Night road - bad cars are a thing of the past
The decline in print media sales is often attributed to the Internet. While this certainly played a role, it is not as decisive as one might imagine. In the automotive press, a crucial element has gradually taken hold, which largely explains why we buy fewer car magazines than before: there are no more bad cars.
And this, for more than twenty years. In fact, for two good decades all new models hold the road well, brake properly, provide effective protection against shocks and no longer rust. So many elements that cannot be assessed during a static examination at the corner concession.
I would put the tipping point at 2000, when the dreadful Opel Corsa B left production. This is a very uncertain city car dynamically, especially on bad roads, not very comfortable, and some engines, including the 1.4 l 16V, could break like glass following the premature breakage of their timing belt. Admittedly, it was at the time of the advent of DTI engines, which sometimes consumed more oil than diesel and ended up breaking, too, for lack of lubricant, sometimes even before having reached 10,000 km.
As Opel often refused pick-ups, customers fled and never really returned. Salvation – relative – came from Fiat, which provided Opel with its excellent, reliable JTDs. When I think that the Blitz later used “deutsche qualität” as a slogan…
Just before these dreadful machines, the horrible Ford Escort launched in 1990 had serious flaws with uncommon mastery. Ah, it looked good in the showroom. Then, when we bought it, we noticed the mediocrity of its road behavior, and the almost total anemia of its 1.8 l diesel engine whose belt, supposed to be changed at 60,000 km, broke at 50,000 km. , with the damage one imagines. Finally, after 4 – 5 years, it began to rust, sometimes copiously. The trap ! Ford has rectified the situation magnificently with the Focus, except in terms of corrosion… You will tell me, unreliable engines still exist, but when a car comes out, the specialized press cannot guess it.
Remember the Mercedes A-Class scandal in 1997? Swedish journalists determined that she turned around during certain evasive maneuvers. And this, when the manufacturer put it on the road after a long teasing campaign. Disaster ! He had to stop production, recall the cars sold and modify them, hardening the suspension and installing an ESP at no extra charge.
The Peugeot 206 and 607 as well as the Renault Mégane 1 have also been criticized by some fussy journalists for the sometimes surprising reactions of their rear axle in certain circumstances, again requiring factory rectifications.
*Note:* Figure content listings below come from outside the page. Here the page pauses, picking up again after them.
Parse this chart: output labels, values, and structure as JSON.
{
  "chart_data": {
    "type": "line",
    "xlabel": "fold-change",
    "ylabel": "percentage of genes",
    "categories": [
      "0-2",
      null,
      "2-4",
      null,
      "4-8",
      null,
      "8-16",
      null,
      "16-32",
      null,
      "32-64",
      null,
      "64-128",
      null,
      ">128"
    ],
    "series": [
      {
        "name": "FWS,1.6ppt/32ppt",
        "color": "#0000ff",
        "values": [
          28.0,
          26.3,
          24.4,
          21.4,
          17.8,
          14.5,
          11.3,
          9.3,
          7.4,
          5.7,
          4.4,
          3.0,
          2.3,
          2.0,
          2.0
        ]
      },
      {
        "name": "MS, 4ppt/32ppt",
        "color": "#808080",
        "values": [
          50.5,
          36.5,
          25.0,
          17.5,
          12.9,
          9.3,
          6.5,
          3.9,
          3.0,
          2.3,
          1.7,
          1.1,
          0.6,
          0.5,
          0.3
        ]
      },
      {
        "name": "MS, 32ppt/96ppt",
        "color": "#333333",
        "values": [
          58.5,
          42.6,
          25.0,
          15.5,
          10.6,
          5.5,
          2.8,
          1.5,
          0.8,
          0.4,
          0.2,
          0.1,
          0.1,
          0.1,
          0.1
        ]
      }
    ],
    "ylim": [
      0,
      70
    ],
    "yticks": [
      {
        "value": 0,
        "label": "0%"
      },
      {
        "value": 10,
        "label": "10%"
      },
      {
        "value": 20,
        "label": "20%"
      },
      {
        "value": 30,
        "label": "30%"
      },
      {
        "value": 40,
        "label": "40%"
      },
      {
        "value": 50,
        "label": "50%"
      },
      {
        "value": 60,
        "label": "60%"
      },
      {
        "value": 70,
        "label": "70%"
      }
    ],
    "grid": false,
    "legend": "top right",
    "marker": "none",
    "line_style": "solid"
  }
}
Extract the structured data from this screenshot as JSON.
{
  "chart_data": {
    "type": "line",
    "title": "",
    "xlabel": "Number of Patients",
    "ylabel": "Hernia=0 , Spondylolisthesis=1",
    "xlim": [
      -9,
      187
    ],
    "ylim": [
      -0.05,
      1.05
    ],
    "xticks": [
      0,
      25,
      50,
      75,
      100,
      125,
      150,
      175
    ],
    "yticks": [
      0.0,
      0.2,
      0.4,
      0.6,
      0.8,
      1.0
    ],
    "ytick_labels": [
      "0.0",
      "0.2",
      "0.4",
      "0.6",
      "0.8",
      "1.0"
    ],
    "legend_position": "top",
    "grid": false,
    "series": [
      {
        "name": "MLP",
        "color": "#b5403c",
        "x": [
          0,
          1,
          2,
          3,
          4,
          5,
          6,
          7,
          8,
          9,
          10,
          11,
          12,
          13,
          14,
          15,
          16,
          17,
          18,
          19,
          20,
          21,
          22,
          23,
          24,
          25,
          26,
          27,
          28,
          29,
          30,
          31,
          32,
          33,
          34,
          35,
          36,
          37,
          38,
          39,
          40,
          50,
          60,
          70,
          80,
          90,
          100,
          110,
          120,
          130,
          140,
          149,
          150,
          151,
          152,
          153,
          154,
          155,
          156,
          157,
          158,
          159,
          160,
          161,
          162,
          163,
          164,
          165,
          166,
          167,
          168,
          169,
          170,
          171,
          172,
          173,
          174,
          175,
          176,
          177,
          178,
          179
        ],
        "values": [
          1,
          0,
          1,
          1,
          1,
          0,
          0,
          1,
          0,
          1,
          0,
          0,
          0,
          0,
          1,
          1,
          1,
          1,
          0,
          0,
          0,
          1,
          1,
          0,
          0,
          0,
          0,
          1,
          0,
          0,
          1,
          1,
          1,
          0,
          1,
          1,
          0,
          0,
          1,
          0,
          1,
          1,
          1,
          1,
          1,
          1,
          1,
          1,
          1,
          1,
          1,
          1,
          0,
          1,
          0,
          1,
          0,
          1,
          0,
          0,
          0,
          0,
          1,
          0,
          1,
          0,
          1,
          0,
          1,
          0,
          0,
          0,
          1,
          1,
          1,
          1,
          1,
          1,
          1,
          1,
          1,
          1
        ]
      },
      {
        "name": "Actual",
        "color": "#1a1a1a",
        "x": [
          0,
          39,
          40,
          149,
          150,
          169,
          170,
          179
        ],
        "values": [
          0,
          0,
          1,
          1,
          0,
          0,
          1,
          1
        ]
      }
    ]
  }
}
As a journalist, the last really objectively indefensible new car that I tried was the Dodge Nitro, in 2007. This American SUV with ancient technology was both totally overwhelmed by its road behavior, inefficient off-road, badly finished, greedy in V6 and noisy in diesel. Come to think of it, the Chevrolet Aveo, from the same era, was a hell of a dung too. But neither of these two unsuccessful models was dangerous or unreliable. The Dodge also retains a surprisingly high value, given its skills.
Recently I came across an old issue of Automobile Magazine (from 1990) which crashed in collaboration with Auto Motor und Sport several large touring cars to check how they protected their passengers. A staggered impact: half of the front end struck an undeformable obstacle at 55 km/h.
In the Fiat Croma, Honda Legend, Opel Omega and Renault 25, the danger was deemed to be “deadly” for the driver. Since the EuroNcap was created, passive safety has become as strong a selling point as CO2 emissions today and cars have become much, much safer.
In 2003, ABS became mandatory on newly homologated cars in Europe, ESP followed in 2011, all of which helped save many lives.
There are no more pitfalls today in the cars on offer. No more dangerous chassis, evanescent brakes, shells as rigid as chewing gum, wafer-like sheet metal after a few years (even upon delivery in the case of certain R5s and Alfasud in the 70s and 80s).
This does not mean that we journalists no longer have a role to play. If cars are no longer dangerous, they are constantly becoming more expensive and almost never keep their promises in terms of consumption, especially plug-in hybrids.
Not to mention their often whimsical ergonomics, their ridiculous habitability and their sometimes surprising finish. As the purchase becomes more and more dematerialized, our role, as journalists, remains central. And, we promise, no manufacturer will buy us!